Die Oberärztin der Geburtshilfe, Annette Luths spricht ein generelles Problem an. "Mir fällt auf, dass Hilfe negativ besetzt ist. An diesem Image müssen wir alle dringend arbeiten. Junge Mütter und alle, die Hilfe benötigen, sollten um ihren Anspruch wissen, Hilfe vom Jugendamt einfordern zu können. Das ist der bessere Weg, als jemanden etwas überzustülpen."

"Ja, das Jugendamt muss sein Image verbessern", bestätigt Marlis Otte als Leiterin des Jugendamts der Stadt Lüneburg. Unterstützung erwartet sie auch von Ärzten und Krankenhausmitarbeitern. "Wenn Sie positiv von uns sprechen, dann kommt es auch bei den Patienten zu einem anderen Eindruck", sagt die Amtleiterin. "Umso wichtiger, dass Angebote wie die 'Frühen Hilfen' offeriert werden", fordert Professor Dall.

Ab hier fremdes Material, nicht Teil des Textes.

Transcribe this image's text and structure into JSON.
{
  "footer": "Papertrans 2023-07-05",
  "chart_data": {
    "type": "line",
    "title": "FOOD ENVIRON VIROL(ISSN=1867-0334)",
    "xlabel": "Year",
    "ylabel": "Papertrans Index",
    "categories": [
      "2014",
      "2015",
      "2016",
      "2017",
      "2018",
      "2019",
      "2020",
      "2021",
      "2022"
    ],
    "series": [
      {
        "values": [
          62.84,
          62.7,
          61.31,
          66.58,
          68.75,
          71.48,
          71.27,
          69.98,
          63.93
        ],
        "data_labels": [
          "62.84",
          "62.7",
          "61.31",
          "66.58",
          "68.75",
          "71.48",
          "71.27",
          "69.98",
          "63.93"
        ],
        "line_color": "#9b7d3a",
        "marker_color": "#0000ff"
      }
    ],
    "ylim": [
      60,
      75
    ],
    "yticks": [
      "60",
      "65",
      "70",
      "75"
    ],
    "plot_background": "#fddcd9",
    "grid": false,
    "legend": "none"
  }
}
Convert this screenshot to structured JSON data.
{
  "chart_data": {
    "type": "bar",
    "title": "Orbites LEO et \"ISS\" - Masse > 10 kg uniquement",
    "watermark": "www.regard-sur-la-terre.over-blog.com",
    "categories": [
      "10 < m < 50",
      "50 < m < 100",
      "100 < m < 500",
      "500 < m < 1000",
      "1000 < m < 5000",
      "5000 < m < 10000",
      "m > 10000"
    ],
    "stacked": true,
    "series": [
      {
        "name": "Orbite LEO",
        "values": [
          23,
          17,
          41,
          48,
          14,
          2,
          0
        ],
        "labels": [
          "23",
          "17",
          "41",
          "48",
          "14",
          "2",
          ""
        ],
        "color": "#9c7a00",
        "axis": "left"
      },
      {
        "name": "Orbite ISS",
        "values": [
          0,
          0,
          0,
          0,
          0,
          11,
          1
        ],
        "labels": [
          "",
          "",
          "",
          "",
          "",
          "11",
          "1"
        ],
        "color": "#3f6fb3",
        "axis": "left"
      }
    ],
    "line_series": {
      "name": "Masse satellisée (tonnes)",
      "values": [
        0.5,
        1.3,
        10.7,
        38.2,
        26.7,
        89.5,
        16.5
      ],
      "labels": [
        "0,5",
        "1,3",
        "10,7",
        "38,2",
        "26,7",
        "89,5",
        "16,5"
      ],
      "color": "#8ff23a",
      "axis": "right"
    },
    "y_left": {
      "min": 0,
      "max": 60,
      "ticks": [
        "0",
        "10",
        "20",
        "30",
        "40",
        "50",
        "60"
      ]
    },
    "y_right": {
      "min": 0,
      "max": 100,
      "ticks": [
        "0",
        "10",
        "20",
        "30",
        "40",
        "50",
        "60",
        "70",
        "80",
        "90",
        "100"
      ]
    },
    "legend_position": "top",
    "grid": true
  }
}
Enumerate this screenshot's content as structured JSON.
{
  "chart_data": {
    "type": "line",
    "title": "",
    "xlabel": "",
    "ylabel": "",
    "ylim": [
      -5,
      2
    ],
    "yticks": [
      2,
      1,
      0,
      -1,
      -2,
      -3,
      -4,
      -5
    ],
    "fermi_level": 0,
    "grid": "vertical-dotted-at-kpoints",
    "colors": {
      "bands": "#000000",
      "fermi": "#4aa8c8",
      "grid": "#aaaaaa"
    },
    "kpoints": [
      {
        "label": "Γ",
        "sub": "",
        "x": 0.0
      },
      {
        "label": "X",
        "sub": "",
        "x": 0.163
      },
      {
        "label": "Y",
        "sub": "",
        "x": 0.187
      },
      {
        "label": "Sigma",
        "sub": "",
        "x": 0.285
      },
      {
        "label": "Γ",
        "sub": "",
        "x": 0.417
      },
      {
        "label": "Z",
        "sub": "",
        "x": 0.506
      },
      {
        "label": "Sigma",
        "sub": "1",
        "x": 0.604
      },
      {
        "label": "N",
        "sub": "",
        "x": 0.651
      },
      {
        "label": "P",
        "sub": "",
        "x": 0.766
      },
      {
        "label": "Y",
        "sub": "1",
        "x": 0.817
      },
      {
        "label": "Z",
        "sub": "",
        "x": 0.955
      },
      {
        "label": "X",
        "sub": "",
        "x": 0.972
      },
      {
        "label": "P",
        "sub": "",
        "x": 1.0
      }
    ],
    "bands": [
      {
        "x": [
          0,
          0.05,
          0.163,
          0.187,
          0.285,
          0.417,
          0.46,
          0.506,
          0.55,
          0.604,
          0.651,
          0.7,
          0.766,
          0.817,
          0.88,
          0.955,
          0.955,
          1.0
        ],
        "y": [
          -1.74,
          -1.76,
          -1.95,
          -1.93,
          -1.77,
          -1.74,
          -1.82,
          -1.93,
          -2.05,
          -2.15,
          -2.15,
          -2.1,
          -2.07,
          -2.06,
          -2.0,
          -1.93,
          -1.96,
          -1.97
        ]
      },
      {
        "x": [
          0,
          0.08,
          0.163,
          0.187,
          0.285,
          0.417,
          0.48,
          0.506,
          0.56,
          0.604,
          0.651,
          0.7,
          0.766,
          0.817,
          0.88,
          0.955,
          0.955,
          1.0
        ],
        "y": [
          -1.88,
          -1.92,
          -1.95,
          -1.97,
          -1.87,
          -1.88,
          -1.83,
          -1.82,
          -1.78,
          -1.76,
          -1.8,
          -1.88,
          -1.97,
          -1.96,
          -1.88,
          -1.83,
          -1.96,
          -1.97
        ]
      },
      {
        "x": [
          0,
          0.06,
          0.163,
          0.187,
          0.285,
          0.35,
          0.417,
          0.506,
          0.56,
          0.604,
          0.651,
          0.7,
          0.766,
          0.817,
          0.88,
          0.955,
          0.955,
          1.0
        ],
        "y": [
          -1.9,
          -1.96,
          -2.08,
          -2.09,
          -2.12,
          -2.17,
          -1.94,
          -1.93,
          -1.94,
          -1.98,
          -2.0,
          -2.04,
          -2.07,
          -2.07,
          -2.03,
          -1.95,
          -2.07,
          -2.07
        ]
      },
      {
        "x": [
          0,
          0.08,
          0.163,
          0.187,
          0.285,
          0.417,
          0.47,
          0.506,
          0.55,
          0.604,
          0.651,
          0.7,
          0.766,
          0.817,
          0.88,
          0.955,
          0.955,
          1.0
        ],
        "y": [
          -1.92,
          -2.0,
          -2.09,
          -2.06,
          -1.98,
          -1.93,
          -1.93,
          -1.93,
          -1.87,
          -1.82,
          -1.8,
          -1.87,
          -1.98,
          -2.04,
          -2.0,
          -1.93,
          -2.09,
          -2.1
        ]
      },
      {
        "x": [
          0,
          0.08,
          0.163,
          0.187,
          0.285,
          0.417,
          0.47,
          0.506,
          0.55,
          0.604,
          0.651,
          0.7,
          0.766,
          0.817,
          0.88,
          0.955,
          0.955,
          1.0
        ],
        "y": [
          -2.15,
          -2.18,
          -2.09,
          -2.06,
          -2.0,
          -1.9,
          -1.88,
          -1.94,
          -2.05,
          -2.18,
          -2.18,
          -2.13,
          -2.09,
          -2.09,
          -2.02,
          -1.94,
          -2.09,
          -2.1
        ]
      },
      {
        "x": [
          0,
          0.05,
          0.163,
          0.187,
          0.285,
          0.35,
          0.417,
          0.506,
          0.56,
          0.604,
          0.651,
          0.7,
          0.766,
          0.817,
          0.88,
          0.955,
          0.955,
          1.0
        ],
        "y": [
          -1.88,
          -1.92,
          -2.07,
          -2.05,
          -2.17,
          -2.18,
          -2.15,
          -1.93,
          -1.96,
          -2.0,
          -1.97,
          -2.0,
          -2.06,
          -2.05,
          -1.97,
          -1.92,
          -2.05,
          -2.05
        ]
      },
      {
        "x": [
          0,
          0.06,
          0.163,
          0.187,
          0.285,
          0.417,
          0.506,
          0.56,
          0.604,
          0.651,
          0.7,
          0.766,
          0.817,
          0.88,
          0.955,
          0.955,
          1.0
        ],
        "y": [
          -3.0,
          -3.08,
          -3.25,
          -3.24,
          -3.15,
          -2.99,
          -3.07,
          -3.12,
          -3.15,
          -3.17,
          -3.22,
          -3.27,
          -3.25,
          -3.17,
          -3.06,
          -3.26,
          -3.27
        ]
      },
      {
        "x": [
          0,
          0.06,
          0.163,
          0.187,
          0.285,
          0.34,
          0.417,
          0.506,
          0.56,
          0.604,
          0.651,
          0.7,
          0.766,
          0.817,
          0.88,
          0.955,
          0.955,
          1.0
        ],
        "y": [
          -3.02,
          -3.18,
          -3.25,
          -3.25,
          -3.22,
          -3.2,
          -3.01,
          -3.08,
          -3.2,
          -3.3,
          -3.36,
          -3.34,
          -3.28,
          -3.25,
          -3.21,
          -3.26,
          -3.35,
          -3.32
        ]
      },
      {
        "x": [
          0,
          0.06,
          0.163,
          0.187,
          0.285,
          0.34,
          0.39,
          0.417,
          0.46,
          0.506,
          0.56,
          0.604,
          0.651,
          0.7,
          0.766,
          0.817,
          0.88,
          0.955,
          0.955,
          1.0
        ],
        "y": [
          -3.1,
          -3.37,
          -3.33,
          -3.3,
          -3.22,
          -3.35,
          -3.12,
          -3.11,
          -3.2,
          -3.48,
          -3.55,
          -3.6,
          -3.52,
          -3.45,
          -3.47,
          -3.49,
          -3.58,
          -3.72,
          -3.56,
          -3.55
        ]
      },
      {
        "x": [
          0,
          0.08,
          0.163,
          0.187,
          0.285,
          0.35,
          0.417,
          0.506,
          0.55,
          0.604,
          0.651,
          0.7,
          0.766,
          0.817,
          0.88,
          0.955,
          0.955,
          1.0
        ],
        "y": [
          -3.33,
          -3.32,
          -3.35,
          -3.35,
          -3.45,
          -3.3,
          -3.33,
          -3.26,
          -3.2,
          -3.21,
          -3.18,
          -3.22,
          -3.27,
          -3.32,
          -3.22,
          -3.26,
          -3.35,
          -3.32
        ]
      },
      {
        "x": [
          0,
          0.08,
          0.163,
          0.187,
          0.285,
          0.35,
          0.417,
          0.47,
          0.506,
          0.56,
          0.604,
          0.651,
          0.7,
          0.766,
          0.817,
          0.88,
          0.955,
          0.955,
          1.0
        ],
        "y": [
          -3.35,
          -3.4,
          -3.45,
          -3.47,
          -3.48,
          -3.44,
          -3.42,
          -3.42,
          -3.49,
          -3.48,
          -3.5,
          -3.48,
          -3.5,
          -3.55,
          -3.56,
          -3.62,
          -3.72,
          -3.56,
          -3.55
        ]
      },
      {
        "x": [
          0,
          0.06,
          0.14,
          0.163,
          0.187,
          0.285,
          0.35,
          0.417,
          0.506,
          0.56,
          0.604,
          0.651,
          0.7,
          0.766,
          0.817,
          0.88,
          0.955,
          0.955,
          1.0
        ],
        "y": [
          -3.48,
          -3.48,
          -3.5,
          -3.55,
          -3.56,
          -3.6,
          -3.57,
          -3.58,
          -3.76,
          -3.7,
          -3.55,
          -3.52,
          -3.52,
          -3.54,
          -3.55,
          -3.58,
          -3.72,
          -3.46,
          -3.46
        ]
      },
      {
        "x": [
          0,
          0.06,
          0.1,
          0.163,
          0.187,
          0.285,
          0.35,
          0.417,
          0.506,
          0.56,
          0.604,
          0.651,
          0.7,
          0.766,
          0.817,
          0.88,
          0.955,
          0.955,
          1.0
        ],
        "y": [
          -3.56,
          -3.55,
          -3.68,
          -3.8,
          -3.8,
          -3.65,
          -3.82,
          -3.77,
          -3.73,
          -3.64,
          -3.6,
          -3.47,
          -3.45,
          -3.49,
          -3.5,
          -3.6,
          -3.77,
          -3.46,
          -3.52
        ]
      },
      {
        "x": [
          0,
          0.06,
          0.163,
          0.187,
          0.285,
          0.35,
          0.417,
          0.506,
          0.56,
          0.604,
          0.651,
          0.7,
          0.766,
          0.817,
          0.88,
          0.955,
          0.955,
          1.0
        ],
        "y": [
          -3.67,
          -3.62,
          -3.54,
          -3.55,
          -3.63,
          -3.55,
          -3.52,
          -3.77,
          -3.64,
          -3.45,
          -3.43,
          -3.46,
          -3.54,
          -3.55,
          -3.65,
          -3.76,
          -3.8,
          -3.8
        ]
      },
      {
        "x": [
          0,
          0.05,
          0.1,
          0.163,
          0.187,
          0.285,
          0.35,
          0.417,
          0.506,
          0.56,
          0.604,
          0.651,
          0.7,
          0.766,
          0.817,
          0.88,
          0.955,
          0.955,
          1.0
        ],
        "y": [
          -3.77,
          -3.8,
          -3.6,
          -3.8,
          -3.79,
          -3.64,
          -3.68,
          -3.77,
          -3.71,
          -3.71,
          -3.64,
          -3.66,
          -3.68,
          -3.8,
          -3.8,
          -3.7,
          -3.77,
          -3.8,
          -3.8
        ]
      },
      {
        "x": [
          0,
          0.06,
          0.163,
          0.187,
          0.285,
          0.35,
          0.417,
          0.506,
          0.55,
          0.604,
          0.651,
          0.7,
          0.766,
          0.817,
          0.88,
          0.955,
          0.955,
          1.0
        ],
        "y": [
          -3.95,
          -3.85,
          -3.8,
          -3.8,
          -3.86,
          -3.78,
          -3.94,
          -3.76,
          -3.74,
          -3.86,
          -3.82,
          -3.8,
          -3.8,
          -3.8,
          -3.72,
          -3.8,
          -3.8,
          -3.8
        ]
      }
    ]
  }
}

Dafür brauche es mehr Öffentlichkeit. Die Begrüßung "Guten Tag, ich komme vom Netzwerk Frühe Hilfen müsse zur Normalität werden, wenn Unterstützung benötigt werde.

Drei Jahre besaß das Netzwerk einen Modellstatus in der Region und wurde vom Niedersächsischen Sozialministerium gefördert. Seit 2009 wird es von Stadt und Landkreis finanziert. Zum Netzwerk gehört auch der Lüneburger Kinderarzt Andreas Kozial. Als Obmann des Berufsverbands der Kinder- und Jugendärzte und Mitglied im Beirat der "Frühen Hilfen" hat er eine zentrale Position inne. "Ich trage das Projekt in die Praxen hinein. Mittlerweile ist jede Kinderarzt-Praxis Mitglied im Netzwerk", sagt der 52-Jährige.

Seit zwölf Jahren praktiziert Kozial in Lüneburg. Er weiß, dass belastete Mütter bevorzugt bei Kinderärzten und Hebammen Hilfe suchen. "Hebammen, besonders Familienhebammen, haben den besten Einblick in Familien und sind ihnen am nächsten. Sie erkennen schnell, wenn etwas nicht in Ordnung ist", sagt Kozial. Sein Anspruch an das Netzwerk: Schnelle, individuelle und unkomplizierte Hilfe zu leisten.

Die Teilnehmer des Netzwerks kommunizieren untereinander telefonisch und per E-Mail. In Arztpraxen und bei Beratungsstellen liegen Fragebögen für Eltern aus, die sich mit den Anforderungen des Alltags überfordert fühlen. Egal, ob in der Schwangerschaft, bei Krankheit des Kindes oder eines Elternteils, in jeder Lebenslage können sie die verschiedenen Angebote des Netzwerkes in Anspruch nehmen. Sie müssen lediglich um Hilfe bitten.